Hamburg - Gekribbelt habe es und nervös sei er gewesen vor seinem ersten Training nach 13 Wochen Zwangspause. Am Ende der ersten Einheit mit der gesamten Mannschaft war St. Paulis Philipp Tschauner aber vor allem eines: total glücklich.

"Es hat unglaublich Spaß gemacht wieder mit den Jungs trainieren zu können. Matze Hain hat bei unserer Torwart-Gang eine kurze Ansprache gehalten, dann ging es richtig los. Ich habe vor dem Training noch einmal in meinen Körper reingehört. Als ich dann aber auf dem Platz war, war alles wie weggeblasen. Ich fühle mich, als wäre nie etwas gewesen."

Bei den Journalisten, denen er nach dem ersten Training Rede und Antwort stand, trat er erst einmal auf die Bremse, wollten sie doch wissen, ob er denn schon gegen Cottbus wieder eine Alternative wäre. "Da sage ich von mir aus schon nein. Ich muss jetzt erst einmal ein paar Tage mit der Mannschaft trainieren, sehen wie mein Körper reagiert.
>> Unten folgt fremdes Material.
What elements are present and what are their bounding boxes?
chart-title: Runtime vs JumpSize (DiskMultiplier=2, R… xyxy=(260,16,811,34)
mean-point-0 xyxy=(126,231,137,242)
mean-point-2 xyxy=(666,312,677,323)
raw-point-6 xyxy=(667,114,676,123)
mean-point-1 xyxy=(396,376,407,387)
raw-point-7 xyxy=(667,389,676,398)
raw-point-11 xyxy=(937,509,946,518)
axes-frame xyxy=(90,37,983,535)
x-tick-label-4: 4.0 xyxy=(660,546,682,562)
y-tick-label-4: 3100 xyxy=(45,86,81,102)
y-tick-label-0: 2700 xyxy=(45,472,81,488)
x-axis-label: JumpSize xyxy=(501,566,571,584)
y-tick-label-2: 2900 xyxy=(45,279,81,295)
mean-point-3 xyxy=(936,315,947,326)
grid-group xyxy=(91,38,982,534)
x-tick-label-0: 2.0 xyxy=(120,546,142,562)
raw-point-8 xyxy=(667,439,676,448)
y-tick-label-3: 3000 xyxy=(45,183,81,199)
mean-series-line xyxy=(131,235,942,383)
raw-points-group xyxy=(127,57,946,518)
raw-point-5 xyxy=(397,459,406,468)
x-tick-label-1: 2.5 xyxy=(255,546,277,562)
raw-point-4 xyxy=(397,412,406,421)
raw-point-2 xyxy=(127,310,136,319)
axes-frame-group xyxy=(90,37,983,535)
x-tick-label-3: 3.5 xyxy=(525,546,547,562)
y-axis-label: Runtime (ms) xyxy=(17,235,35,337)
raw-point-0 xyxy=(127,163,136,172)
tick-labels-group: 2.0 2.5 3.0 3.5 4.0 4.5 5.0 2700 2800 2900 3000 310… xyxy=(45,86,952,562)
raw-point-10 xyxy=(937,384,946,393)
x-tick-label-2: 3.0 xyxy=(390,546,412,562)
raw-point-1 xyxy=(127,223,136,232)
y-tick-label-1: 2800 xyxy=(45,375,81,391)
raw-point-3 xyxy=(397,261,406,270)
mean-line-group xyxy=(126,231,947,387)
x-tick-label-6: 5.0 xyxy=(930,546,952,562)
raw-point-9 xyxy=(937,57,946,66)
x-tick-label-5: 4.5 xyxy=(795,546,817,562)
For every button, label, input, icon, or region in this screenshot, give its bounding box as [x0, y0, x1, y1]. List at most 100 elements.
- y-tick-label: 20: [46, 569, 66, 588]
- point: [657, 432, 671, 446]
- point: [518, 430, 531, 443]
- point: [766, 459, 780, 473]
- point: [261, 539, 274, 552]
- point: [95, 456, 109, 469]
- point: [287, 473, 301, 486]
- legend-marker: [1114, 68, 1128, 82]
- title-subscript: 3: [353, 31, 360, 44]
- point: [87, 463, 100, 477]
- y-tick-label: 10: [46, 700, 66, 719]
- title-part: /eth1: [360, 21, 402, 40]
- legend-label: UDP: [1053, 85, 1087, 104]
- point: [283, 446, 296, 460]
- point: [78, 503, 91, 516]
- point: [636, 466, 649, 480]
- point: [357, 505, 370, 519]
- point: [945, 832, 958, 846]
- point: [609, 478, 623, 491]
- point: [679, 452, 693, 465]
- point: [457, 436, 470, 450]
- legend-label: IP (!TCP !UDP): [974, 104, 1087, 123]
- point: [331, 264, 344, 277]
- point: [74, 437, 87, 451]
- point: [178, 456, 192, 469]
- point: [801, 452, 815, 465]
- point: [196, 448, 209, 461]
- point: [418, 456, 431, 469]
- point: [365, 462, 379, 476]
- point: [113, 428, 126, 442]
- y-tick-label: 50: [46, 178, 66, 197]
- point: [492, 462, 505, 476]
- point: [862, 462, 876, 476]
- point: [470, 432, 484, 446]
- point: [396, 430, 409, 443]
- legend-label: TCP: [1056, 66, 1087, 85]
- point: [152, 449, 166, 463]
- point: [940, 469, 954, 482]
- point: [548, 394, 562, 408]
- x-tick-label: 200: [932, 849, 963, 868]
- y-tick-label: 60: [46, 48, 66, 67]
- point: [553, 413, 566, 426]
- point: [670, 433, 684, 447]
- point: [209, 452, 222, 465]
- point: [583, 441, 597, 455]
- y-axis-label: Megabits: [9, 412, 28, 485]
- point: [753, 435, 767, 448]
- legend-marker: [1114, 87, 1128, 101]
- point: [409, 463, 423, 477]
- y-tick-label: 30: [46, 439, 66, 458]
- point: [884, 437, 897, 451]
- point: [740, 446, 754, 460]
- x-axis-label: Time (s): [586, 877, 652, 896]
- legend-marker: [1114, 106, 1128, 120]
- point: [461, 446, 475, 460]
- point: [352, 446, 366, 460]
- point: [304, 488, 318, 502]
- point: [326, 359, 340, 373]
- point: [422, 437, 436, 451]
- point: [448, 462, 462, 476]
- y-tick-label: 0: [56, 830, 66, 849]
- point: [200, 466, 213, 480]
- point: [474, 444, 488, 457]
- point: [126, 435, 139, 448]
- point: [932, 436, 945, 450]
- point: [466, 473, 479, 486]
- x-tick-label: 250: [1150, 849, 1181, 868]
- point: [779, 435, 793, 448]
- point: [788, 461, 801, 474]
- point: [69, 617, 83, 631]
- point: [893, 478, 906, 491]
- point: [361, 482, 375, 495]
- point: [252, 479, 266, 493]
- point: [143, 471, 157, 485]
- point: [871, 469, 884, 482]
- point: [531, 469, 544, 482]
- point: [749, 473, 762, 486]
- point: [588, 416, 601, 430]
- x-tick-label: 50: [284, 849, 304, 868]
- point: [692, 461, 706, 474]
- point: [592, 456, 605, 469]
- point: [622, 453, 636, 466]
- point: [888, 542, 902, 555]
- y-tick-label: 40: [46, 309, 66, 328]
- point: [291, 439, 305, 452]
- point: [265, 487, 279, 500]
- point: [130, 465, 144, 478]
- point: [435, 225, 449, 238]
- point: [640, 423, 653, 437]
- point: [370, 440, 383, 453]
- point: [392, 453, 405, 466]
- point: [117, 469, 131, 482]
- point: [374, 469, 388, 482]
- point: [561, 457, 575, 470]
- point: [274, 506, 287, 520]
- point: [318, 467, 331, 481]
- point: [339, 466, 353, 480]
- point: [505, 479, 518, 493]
Allerdings fühle ich mich jetzt nach dem Training schon besser als vorher", sagte Tschauner.

Zeitpunkt für Comeback noch offen



13 Wochen Verletzungspause liegen nun hinter dem 26-Jährigen. In dieser Zeit hat er aber nie den Mut sinken lassen, immer hart für sein Comeback gearbeitet. "Ich bin natürlich sehr froh, dass es jetzt so schnell ging. Der eine oder andere hatte ja schon gemutmaßt, dass ich kein Spiel mehr für St. Pauli in dieser Saison machen werde. Ich kenne mich und meinen Körper aber gut und kann das gut einschätzen. Für mich war es immer ein Ziel, noch Spiele für den Club zu machen."

Wann das der Fall sein wird, ist noch offen. Tschauner gibt sich aber zuversichtlich. "Ich werde jetzt mal die nächsten Tage voll mittrainieren und dann werden wir Mitte nächster Woche schauen, wo ich stehe. Ich hatte den Status der Nummer eins und den möchte ich natürlich auch wieder haben. Aber dafür muss ich im Training Leistung bringen. Ich kann mir auch vorstellen, in der U23 Spielpraxis zu sammeln. Ich bin auf jeden Fall bereit."